The Goldendale Sentinel - Headlines & History since 1879

By Lou Marzeles
Editor 

Band brings new canoes to old waters

 

Lou Marzeles

CANOE CEREMONY: Three canoes were re-introduced to local waters and named in special ceremony at Rock Creek Longhouse Saturday.

A profound sense of sacredness filled the Rock Creek Longhouse Saturday as members of the Kamiltpah Band of the Inchi-Wana held a ceremony to re-introduce and name river canoes back to the waters of the Columbia River and nearby streams.

Three canoes were centered in the cavernous space of the longhouse as tribe members and guests watched the event. "It's to bring the canoes back into the waters and have them introduced to the spirits of the waters," explained Jeremy Takala of the band. The tradition of introducing and naming canoes is an ancient one and filled with numinous significance.

Leslie Geatches.

CANOE CEREMONY: A large crowd of members of the Kamiltpah Band of the Inci-Wana and guests were on hand for the event, which included mutliple generations honoring the band's history and culture.

Each canoe received its own name reflecting the regions of waters and land the tribe occupies. The canoes were meticulously hand-carved from cedar; the three different sizes of canoe were designed to each occupy a specific spiritual function on the water.

After introductory remarks, the band performing a series of sacred songs resembling keening in its intensity and volume but aimed at sanctifying the canoes.

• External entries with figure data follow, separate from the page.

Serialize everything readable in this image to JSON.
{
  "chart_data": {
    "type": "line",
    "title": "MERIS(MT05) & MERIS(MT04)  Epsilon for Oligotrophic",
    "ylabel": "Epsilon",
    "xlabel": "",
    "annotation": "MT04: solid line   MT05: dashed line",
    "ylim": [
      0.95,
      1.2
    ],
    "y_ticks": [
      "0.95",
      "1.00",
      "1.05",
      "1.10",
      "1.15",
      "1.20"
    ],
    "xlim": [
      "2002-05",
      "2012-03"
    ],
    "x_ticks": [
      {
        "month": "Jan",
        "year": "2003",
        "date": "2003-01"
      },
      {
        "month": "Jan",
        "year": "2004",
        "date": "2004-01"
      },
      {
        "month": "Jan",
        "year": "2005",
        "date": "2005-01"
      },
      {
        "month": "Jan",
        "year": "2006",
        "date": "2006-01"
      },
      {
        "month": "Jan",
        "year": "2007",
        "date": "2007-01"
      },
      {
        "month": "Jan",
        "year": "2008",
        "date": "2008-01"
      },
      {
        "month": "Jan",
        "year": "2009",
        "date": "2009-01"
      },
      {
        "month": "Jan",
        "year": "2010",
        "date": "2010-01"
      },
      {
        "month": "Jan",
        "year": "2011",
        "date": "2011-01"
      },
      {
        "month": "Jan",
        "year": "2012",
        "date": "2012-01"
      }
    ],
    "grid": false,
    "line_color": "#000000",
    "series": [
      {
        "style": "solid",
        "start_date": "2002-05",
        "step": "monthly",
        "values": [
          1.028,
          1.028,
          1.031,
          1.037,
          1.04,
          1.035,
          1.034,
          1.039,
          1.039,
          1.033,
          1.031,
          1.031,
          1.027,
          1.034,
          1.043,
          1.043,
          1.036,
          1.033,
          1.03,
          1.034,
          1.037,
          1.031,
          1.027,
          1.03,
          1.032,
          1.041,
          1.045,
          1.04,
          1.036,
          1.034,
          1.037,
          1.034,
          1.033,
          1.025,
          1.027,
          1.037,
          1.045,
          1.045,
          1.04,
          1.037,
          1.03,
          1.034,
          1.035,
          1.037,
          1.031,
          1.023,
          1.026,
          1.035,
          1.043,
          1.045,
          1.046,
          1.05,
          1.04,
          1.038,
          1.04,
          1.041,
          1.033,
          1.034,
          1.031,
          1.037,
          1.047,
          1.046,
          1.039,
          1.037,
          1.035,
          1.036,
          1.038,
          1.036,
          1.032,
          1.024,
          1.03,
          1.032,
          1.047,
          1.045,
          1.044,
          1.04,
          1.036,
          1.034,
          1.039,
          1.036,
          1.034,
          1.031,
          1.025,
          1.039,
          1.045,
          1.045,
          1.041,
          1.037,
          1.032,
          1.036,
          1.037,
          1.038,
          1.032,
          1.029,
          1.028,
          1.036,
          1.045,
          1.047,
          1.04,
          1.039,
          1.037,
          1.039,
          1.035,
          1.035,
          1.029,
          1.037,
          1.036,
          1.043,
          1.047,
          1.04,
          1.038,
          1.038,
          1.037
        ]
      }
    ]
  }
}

"This is a very big thing for us," another band member stated. "It connects us with our past and helps us remember and preserve our culture."

After the ceremony, an observer commented that if the world at large could behave with the kind of sacredness observed at the lodge, the world would be a very different place. Also contrasting with contemporary culture was the sense of timelessness in the ceremony, both in terms of connecting with ancient customs and in regard to the common proclivity to a fixed schedule; the day was like a river taking its own course, flowing and stopping as it needed.